What is GST & Why it is Important

GST is an extensive, multi - Level, destination targeted consumption tax on carried at every stage of value addition in the lifecycle of a product. To Learn this better, let’s talk in detail:

Extensive: GST brought unified taxation system, along the country to ensure no more irregularity in tax rates. It will nullify all previous taxation system.

Multi - Level: GST is charged at each level of supply chain, where a transaction takes place or Value is added but exclusive of initial costs.

Destination Targeted Consumption: Unlike the indirect tax, GST will be collected at the point of consumption. The taxing authority with proper jurisdiction in the place where the goods / services are finally consumed will gather the tax.

CGST and IGST are fragment of GST, Goods and Service Tax. CGST known as Central Goods and Service Tax and IGST is the short form of Integrated Goods and Service Tax.

How to Calculate GST

If CGST & SGST/UTGST is to be applied, then CGST and SGST both amounts are half of the total GST amount.

GST = Taxable Amount x GST Rate (% In Percentage)

GST excluding amount = GST including amount ÷ (1+ GST rate ÷ 100).

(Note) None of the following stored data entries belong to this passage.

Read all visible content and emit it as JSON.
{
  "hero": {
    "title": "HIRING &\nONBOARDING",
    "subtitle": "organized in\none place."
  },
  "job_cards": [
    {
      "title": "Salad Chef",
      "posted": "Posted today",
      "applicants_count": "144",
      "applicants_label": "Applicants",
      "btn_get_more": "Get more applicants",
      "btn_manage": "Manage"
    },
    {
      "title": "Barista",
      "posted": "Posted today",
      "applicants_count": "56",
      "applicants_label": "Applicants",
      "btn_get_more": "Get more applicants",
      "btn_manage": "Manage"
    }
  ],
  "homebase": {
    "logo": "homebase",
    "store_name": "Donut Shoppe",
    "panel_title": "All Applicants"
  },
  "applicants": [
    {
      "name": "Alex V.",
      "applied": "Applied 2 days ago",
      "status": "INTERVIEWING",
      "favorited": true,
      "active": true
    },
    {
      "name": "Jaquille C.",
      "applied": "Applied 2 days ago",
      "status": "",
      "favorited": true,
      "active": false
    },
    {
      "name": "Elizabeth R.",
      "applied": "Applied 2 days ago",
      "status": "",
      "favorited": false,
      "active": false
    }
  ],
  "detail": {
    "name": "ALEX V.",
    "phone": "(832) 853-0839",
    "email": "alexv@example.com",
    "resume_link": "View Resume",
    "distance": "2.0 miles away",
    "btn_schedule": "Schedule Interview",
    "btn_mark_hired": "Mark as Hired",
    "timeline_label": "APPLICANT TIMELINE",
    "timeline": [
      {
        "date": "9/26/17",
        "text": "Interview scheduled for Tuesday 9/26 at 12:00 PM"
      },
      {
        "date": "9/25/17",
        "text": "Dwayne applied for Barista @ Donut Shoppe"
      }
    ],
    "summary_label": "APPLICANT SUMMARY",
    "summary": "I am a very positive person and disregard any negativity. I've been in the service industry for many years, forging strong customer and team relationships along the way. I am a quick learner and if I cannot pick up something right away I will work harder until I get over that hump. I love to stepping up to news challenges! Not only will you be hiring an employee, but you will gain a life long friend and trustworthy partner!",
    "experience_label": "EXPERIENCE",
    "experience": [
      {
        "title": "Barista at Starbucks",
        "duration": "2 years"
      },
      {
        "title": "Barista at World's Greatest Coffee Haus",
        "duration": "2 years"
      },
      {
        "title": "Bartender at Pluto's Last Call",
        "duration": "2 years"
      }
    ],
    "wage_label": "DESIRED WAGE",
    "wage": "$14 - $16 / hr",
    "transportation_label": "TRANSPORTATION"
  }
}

For example: GST including amount is Rs. 630 and GST rate is 5%.

Price Excluding GST = 630 ÷ (1 + 5 ÷ 100) = 600 INR

GST Tax Rates Slabs in India

0.25%: Semi polished stones fall under this slab.

5%: Household requirements for example oil, sugar, spices, tea, edibles, coffee, Mithai, Coal & Lifesaving medical drugs.

12%: Computers and processed foods.

18%: Toothpaste, Hair Oil, Soaps, Capital Goods.

28%: Luxury Items, Cars, AC, Fridge, Cigarettes, Aerated drinks, Motorcycles.

How and When to File GST Returns

A return is submitted and a tax payer is needed to file according to the law with the tax administrative agency. Under GST law, a regular tax payer will be required to submit three returns monthly and one annually.

Currently, businesses and organizations with turnover of up to 20 Lakhs Indian Rupee are exempted from GST Registration and GST exemption limit for north estates is 10 Lakh INR.